Yes, the abject horror of kids learning not to play with guns. What will that evil National Rifle Association think up next!? Don’t they know that a lot of kids are killed by guns every year? And that poor Trayvon, “with Skittles in one hand and iced tea in the other, was shot to death in 2012 via Florida’s Stand Your Ground law.” To borrow from Miguel a bit:
“We have to do something about all these kids who die from gun accidents.”
“Okay, we’ll create a program that teaches young children that guns are dangerous, and not to play with them.”
“That’s awful. You can’t do that. Think of allÂ the kids that die from guns!”
8 thoughts on “The Horror: Eddie Eagle”
Teaching kids via the medium of a giant talking bird – hmmmm Sesame Street anyone?
Sesame Street – Big Bird, a giant yellow talking bird that teaches children. GOOD.
NRA – Eddie Eagle, a giant talking bird that teaches children about guns. BAD.
See the hypocrisy now?
The (hidden) alleged point of the article was that “we shouldn’t make the poor kids strain their brains by making them responsible for avoiding guns.” Except where does that end? Take away stoves and kitchen knives?
Yes.

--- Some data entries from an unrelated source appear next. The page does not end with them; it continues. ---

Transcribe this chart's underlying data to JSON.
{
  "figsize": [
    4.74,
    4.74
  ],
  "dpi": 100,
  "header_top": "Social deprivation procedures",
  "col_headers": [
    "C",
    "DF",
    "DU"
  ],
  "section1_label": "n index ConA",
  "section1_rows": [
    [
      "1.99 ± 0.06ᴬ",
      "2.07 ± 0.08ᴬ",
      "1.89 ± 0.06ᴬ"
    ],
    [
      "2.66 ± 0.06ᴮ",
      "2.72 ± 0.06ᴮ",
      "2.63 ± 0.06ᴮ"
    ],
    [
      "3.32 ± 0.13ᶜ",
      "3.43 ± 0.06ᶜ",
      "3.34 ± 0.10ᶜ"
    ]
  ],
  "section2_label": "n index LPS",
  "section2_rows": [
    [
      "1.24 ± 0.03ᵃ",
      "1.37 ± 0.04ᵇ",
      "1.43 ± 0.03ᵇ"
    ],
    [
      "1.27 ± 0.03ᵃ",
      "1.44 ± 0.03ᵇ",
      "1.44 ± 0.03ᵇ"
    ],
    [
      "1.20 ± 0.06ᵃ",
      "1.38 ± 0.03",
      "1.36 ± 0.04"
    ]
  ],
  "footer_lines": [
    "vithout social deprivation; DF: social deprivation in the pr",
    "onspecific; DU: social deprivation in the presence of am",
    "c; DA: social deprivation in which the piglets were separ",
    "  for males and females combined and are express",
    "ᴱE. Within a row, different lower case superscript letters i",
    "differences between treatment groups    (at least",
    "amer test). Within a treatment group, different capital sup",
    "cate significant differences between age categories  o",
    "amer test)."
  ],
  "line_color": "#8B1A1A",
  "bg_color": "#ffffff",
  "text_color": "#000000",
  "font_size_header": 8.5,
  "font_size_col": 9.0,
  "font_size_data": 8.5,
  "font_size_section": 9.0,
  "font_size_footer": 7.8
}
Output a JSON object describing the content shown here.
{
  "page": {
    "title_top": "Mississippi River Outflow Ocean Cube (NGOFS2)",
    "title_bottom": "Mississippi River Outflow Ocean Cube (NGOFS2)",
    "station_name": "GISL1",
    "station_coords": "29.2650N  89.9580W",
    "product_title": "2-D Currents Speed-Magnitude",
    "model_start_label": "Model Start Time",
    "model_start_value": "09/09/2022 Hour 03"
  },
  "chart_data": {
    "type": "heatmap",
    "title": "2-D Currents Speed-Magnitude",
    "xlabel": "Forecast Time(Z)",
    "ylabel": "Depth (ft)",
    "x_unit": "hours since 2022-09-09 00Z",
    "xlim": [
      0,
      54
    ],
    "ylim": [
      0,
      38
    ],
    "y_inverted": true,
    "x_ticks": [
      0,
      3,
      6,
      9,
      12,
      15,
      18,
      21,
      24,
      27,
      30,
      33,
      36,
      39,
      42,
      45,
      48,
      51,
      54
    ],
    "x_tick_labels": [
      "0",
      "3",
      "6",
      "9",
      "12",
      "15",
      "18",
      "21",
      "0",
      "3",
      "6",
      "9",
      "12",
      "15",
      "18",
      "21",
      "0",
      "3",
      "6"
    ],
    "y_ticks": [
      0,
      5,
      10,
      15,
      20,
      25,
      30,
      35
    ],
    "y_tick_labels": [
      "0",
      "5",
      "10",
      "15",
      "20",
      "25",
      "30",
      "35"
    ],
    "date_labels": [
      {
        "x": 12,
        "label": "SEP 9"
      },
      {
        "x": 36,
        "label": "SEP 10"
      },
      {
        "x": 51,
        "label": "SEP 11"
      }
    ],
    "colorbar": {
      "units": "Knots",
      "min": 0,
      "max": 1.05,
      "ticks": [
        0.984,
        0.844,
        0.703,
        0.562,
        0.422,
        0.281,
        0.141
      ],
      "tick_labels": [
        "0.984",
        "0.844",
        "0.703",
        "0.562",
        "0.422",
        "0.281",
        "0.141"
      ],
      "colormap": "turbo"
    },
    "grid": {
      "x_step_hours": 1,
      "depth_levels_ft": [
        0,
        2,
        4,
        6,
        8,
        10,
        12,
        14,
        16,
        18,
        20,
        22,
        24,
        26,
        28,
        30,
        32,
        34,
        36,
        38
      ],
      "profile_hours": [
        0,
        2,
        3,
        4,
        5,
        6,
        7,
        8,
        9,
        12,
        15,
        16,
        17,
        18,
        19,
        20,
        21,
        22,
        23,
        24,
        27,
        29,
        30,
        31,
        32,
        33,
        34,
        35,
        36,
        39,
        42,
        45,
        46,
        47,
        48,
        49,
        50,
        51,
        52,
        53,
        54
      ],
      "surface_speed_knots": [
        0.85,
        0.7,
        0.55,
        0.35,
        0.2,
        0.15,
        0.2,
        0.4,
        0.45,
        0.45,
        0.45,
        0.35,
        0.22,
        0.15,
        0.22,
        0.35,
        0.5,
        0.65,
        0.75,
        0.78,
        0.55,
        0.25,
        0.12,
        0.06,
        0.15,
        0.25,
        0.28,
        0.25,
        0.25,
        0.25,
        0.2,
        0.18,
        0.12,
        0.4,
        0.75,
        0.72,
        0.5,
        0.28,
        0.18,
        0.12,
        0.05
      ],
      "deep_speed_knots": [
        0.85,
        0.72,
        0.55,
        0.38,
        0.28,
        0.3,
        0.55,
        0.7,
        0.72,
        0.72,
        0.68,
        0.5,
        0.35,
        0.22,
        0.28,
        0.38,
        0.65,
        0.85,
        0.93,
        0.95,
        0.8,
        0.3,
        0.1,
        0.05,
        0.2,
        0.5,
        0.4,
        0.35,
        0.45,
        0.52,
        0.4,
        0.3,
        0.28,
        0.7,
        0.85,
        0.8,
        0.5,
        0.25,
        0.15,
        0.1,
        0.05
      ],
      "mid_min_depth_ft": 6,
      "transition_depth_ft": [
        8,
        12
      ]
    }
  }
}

Sadly, taking away knives in the next step.
I’ve shown my children the Eddie Eagle video, and they at least understood the message! They probably need to see the video again a few dozen more times, for the message to sink in, though.
And I still need to take them shooting. (Oh, the horror: show kids how guns work, and what they can do to a poor watermellon, and maybe they’ll be more inclined to leave them alone when they accidentally come across one!)
Nah, all this “teaching gun safety to kids” is paranoia, though, isn’t it? Because we can guarantee that our kids will NEVER come across a forgotten gun in an attic, or a gun in the bush thrown off by a criminal being chased by the police, or a gun under childless Uncle Bob’s bed in a shoebox…because Safe Storage Laws will GUARANTEE that all guns will automatically be found, and safely stored, IMMEDIATELY upon passage…
The author of that article must have done very little research or did I miss where the author mentions that the Eddie the Eagle program has been around since 1988.